Finding Sexual Autonomy as a Demisexual

Finding Sexual Autonomy as a Demisexual

I spent the last two months or so recovering, trying to recover, hoping to recover, and unfortunately, failing to recover from a very toxic relationship. Infidelity was the breaking point in my already broken relationship. It has left me trying to make sense of a lot of things, my sexual identity being one of them.

My ex-boyfriend cheated, and he told me it was because he wanted to have sex —  something that I did not want to have in the same way he did and most definitely not the same number of times he did. Sex was a key part of his life, but was never a key part of mine. I’ve never been a very sexual person — sure, I like it sometimes and mostly when it’s with someone I love — but I consider cuddling and watching a movie with a few kisses here and there a perfect night as well. 

This was my first serious relationship, and have discovered through it that my sexual identity falls somewhere in the spectrum between asexual and demisexual. 

Along with other toxic residue, this relationship made me feel that I will never be “sexually good enough” (whatever that means) and will never last a relationship because I can’t sign up for routine sex. These were never his direct words, but rather things I started to tell myself after we ended. 

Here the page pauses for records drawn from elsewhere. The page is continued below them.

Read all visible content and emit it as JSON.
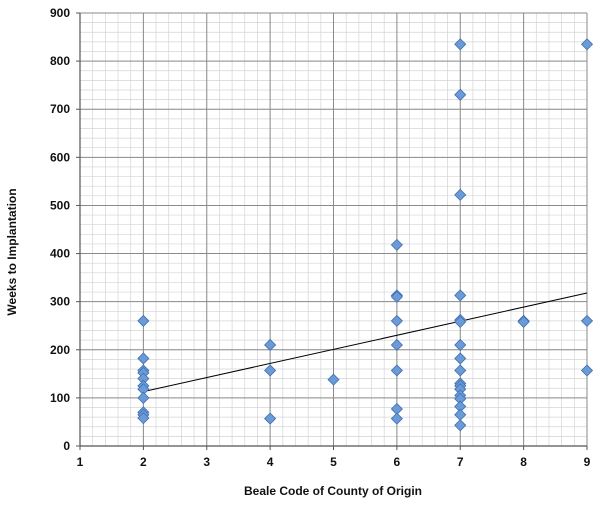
{
  "chart_data": {
    "type": "scatter",
    "xlabel": "Beale Code of County of Origin",
    "ylabel": "Weeks to Implantation",
    "xlim": [
      1,
      9
    ],
    "ylim": [
      0,
      900
    ],
    "x_ticks": [
      1,
      2,
      3,
      4,
      5,
      6,
      7,
      8,
      9
    ],
    "y_ticks": [
      0,
      100,
      200,
      300,
      400,
      500,
      600,
      700,
      800,
      900
    ],
    "grid": true,
    "minor_grid": true,
    "legend": "none",
    "marker": "diamond",
    "marker_color": "#6b9bd6",
    "trendline": {
      "type": "linear",
      "x": [
        2,
        9
      ],
      "y": [
        113,
        318
      ],
      "color": "#000000"
    },
    "points": [
      {
        "x": 2,
        "y": 260
      },
      {
        "x": 2,
        "y": 182
      },
      {
        "x": 2,
        "y": 157
      },
      {
        "x": 2,
        "y": 152
      },
      {
        "x": 2,
        "y": 140
      },
      {
        "x": 2,
        "y": 125
      },
      {
        "x": 2,
        "y": 118
      },
      {
        "x": 2,
        "y": 100
      },
      {
        "x": 2,
        "y": 70
      },
      {
        "x": 2,
        "y": 65
      },
      {
        "x": 2,
        "y": 58
      },
      {
        "x": 4,
        "y": 210
      },
      {
        "x": 4,
        "y": 157
      },
      {
        "x": 4,
        "y": 57
      },
      {
        "x": 5,
        "y": 138
      },
      {
        "x": 6,
        "y": 418
      },
      {
        "x": 6,
        "y": 313
      },
      {
        "x": 6,
        "y": 310
      },
      {
        "x": 6,
        "y": 260
      },
      {
        "x": 6,
        "y": 210
      },
      {
        "x": 6,
        "y": 157
      },
      {
        "x": 6,
        "y": 77
      },
      {
        "x": 6,
        "y": 57
      },
      {
        "x": 7,
        "y": 835
      },
      {
        "x": 7,
        "y": 730
      },
      {
        "x": 7,
        "y": 522
      },
      {
        "x": 7,
        "y": 313
      },
      {
        "x": 7,
        "y": 262
      },
      {
        "x": 7,
        "y": 258
      },
      {
        "x": 7,
        "y": 210
      },
      {
        "x": 7,
        "y": 182
      },
      {
        "x": 7,
        "y": 157
      },
      {
        "x": 7,
        "y": 130
      },
      {
        "x": 7,
        "y": 125
      },
      {
        "x": 7,
        "y": 118
      },
      {
        "x": 7,
        "y": 105
      },
      {
        "x": 7,
        "y": 98
      },
      {
        "x": 7,
        "y": 82
      },
      {
        "x": 7,
        "y": 65
      },
      {
        "x": 7,
        "y": 43
      },
      {
        "x": 8,
        "y": 260
      },
      {
        "x": 8,
        "y": 258
      },
      {
        "x": 9,
        "y": 835
      },
      {
        "x": 9,
        "y": 260
      },
      {
        "x": 9,
        "y": 157
      }
    ]
  }
}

Our understanding of sexual autonomy is inherently anti-asexual and heteronormative. He used to look at me with actual pity when I struggled sexually in bed, and only on the rare occasion when I was more confident, was when he looked at me as a sexual figure. Contrary to how I felt above the sheets, I almost always felt suffocated with gazes of desexualization under them. 

Making the decision to break up was difficult, even after finding about the cheating. There were many moments of final goodbyes. It was so hard to leave because I felt like he was willing to sacrifice something to be with me, and he promised he would never cheat again and that I was more important than sex. By staying in the relationship, he was perhaps giving up something that meant a lot to him. However, I was willing to trade my self-respect for halfhearted love because I thought that’s all I could ever get as a demisexual person. 

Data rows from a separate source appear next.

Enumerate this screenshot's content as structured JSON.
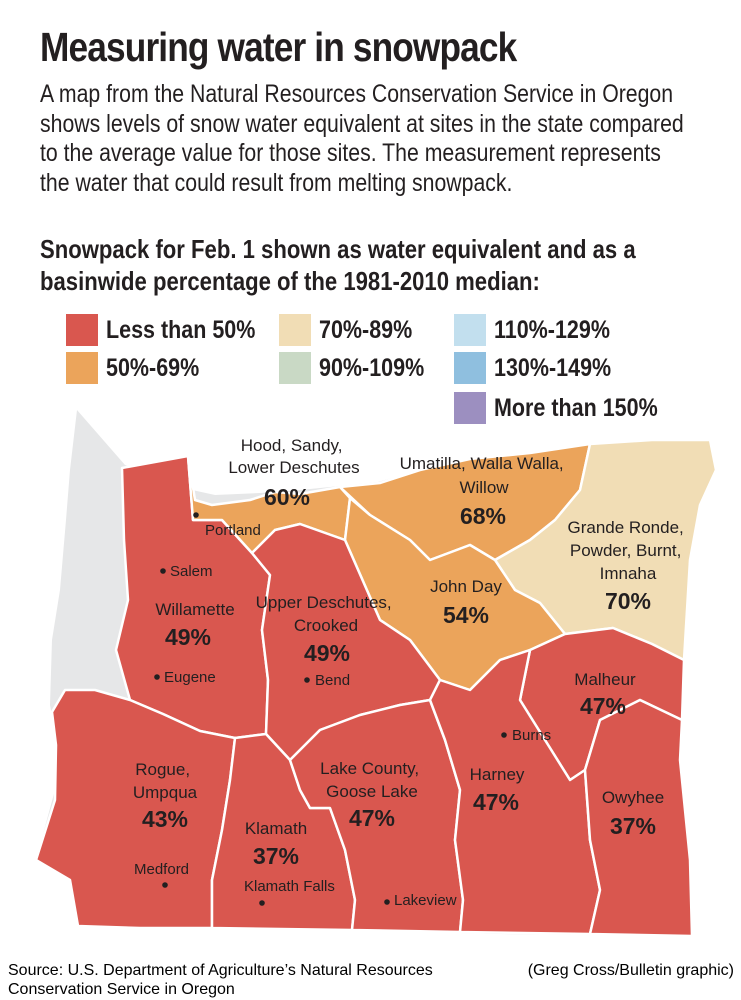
{
  "title": "Measuring water in snowpack",
  "intro": "A map from the Natural Resources Conservation Service in Oregon shows levels of snow water equivalent at sites in the state compared to the average value for those sites. The measurement represents the water that could result from melting snowpack.",
  "subhead": "Snowpack for Feb. 1 shown as water equivalent and as a basinwide percentage of the 1981-2010 median:",
  "colors": {
    "lt50": "#d9574f",
    "p50_69": "#eba45b",
    "p70_89": "#f1ddb5",
    "p90_109": "#c9d9c5",
    "p110_129": "#c2dfee",
    "p130_149": "#8fbfdf",
    "gt150": "#9c8fc0",
    "land": "#e6e7e8",
    "border": "#ffffff"
  },
  "legend": [
    {
      "label": "Less than 50%",
      "color_key": "lt50"
    },
    {
      "label": "50%-69%",
      "color_key": "p50_69"
    },
    {
      "label": "70%-89%",
      "color_key": "p70_89"
    },
    {
      "label": "90%-109%",
      "color_key": "p90_109"
    },
    {
      "label": "110%-129%",
      "color_key": "p110_129"
    },
    {
      "label": "130%-149%",
      "color_key": "p130_149"
    },
    {
      "label": "More than 150%",
      "color_key": "gt150"
    }
  ],
  "basins": {
    "hood_sandy": {
      "name_lines": [
        "Hood, Sandy,",
        "Lower Deschutes"
      ],
      "percent": "60%",
      "value": 60
    },
    "umatilla": {
      "name_lines": [
        "Umatilla, Walla Walla,",
        "Willow"
      ],
      "percent": "68%",
      "value": 68
    },
    "grande_ronde": {
      "name_lines": [
        "Grande Ronde,",
        "Powder, Burnt,",
        "Imnaha"
      ],
      "percent": "70%",
      "value": 70
    },
    "john_day": {
      "name_lines": [
        "John Day"
      ],
      "percent": "54%",
      "value": 54
    },
    "willamette": {
      "name_lines": [
        "Willamette"
      ],
      "percent": "49%",
      "value": 49
    },
    "upper_deschutes": {
      "name_lines": [
        "Upper Deschutes,",
        "Crooked"
      ],
      "percent": "49%",
      "value": 49
    },
    "malheur": {
      "name_lines": [
        "Malheur"
      ],
      "percent": "47%",
      "value": 47
    },
    "rogue_umpqua": {
      "name_lines": [
        "Rogue,",
        "Umpqua"
      ],
      "percent": "43%",
      "value": 43
    },
    "lake_county": {
      "name_lines": [
        "Lake County,",
        "Goose Lake"
      ],
      "percent": "47%",
      "value": 47
    },
    "harney": {
      "name_lines": [
        "Harney"
      ],
      "percent": "47%",
      "value": 47
    },
    "klamath": {
      "name_lines": [
        "Klamath"
      ],
      "percent": "37%",
      "value": 37
    },
    "owyhee": {
      "name_lines": [
        "Owyhee"
      ],
      "percent": "37%",
      "value": 37
    }
  },
  "cities": {
    "portland": "Portland",
    "salem": "Salem",
    "eugene": "Eugene",
    "bend": "Bend",
    "burns": "Burns",
    "medford": "Medford",
    "klamath_falls": "Klamath Falls",
    "lakeview": "Lakeview"
  },
  "footer": {
    "source": "Source: U.S. Department of Agriculture’s Natural Resources Conservation Service in Oregon",
    "credit": "(Greg Cross/Bulletin graphic)"
  }
}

I was never able to truly tell him how much he hurt me (the hurt, while centered around infidelity, also went beyond it), because that would mean I’d have to lose my cool and be completely honest about the pain he put me through. I couldn’t do that because I was terrified of losing him. On top of having a less-than-perfect body, I didn’t want to fuck, so I assumed that being with me was a sacrifice that only someone who truly loves me was willing to make. I finally discovered that I need to stop making myself feel and look like an embodiment of a compromise and that loving me is some sort of sacrifice. 

It is perhaps by way of legislation, media and culture that sex has become so engrained into our society. But what’s contradicting is that it is made important by being shrouded in secrecy and when spoken, is embellished in heteronormative terminology (the birds and the bees narrative, for example). Asexuality immediately becomes excluded from those conversations around sex which becomes encroached by a couple of hegemonic narratives. Even many of the conversations I’ve had in pro-sex feminist spaces are centered around the freedom to say yes without being judged but not the safety in saying no or never to sex. 

I am honestly still figuring it out. I am not completely comfortable in my body just yet, but if anything, I am proud that I am finally being honest with myself. I’ve spent quite some time fooling myself, thinking that sex was for me. I also unknowingly lied to him, saying that I just need time and would eventually get to a more comfortable place with sex. The truth is I won’t, but maybe I might, but don’t think I will. Who knows? I guess I should try and find comfort in not knowing yet, and perhaps never knowing.